With one stroke of his pen, Kacsmaryk — who has a long history of antiabortion views — issued an order Friday that would essentially serve as a nationwide rescission of the Food and Drug Administration’s approval of mifepristone, an essential element of the two-drug medical abortifacient that is also used to treat miscarriages and other health conditions. The effect of the order was stayed for one week to allow the Justice Department to appeal, which it quickly announced it would do.
But what Kacsmaryk’s order also does is gives the conservative, antiabortion extremists’ game away: There was nothing constitutionally principled about the decision to overturn Roe v. Wade. It was never about states’ rights or substantive due process run amok. It was an outcome-driven ruling designed not only to legislate abortion access from the bench but to open the doors wide for other conservative judges to follow suit, federalism principals be damned.
But there are some lawmakers who are actually fighting for states’ rights, and they include the Democratic officials from 17 states — including Vermont, Connecticut, Maine, and Rhode Island — and the District of Columbia who successfully argued before a federal judge in Washington state that the FDA should abide by its own rules and ensure that mifepristone remains available to residents in states where it is legal.
That decision, also issued on Friday, is directly at odds with Kacsmaryk’s and sets up a legal battle royal that is bound for the Supreme Court. Once it arrives there, will Kavanaugh and his fellow members of the conservative wing stand by the very federalism principles they hold so dear? Because doing so would mean siding with the Democratic state and D.C. officials, who — unlike Kacsmaryk — are not seeking to set nationwide policy.
Massachusetts is not a party to the action in the Washington state federal court, but Governor Maura Healey announced Monday an executive order to protect access to mifepristone in the Bay State and protect the providers and patients. She also announced that the University of Massachusetts Amherst had procured a year’s worth of doses of the drug.
“We are going to make sure we have enough mifepristone in the state to cover women as long as they need it,’’ Healey said at a press conference outside the State House with other local state and federal officials.
The constitutional strength of Democratic leaders’ case is underscored by a previous effort out of Massachusetts to stop distribution of an opioid that was struck down.
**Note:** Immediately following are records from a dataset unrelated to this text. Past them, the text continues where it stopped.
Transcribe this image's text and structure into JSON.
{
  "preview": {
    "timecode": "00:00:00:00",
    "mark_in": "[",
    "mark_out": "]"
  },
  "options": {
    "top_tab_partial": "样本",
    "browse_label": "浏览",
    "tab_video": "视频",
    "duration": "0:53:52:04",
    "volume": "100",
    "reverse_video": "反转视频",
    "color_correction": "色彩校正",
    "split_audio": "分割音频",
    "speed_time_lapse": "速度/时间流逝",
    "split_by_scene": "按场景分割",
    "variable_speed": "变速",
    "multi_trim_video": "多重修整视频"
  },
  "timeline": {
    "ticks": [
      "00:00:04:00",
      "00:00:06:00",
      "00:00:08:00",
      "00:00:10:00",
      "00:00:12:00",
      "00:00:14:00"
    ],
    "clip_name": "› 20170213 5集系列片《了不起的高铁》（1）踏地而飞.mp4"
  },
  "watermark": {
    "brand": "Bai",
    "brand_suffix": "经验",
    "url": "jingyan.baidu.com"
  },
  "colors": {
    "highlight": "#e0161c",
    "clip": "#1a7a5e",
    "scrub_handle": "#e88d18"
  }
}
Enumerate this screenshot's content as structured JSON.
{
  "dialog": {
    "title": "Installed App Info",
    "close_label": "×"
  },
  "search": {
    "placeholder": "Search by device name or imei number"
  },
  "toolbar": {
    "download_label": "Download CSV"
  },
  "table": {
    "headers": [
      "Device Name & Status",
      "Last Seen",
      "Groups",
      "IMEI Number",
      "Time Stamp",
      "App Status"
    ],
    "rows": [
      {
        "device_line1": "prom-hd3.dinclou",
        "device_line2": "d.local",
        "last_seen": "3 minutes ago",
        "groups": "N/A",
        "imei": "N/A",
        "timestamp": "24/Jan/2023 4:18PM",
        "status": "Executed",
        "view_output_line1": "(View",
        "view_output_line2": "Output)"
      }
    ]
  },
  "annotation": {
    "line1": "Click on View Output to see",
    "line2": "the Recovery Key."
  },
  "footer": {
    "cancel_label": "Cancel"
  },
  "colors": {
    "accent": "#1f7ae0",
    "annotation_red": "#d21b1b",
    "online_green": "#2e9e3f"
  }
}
In ruling against the 2014 effort by the Deval Patrick administration to block the distribution of the opioid painkiller Zohydro within the state in an effort to stem addiction, a federal court said governors cannot substitute their judgment for that of the FDA because that would violate the Constitution’s Supremacy Clause.
The same principle remains true.
Kacsmaryk’s ruling “was based on ideology, not science and certainly not the law,’’ Massachusetts Attorney General Andrea Campbell said. “Well, that’s not how the law works. That’s not how science works. That’s not how drug approval processes work. And this judge does not have the power to do it.’’
That should be plain as the Constitution’s text to the justices on the Supreme Court when this case arrives at their door. If they see it any other way, it’ll be clear that they are focused on the outcome, not the underlying constitutional principles. And that would be the definition of activism.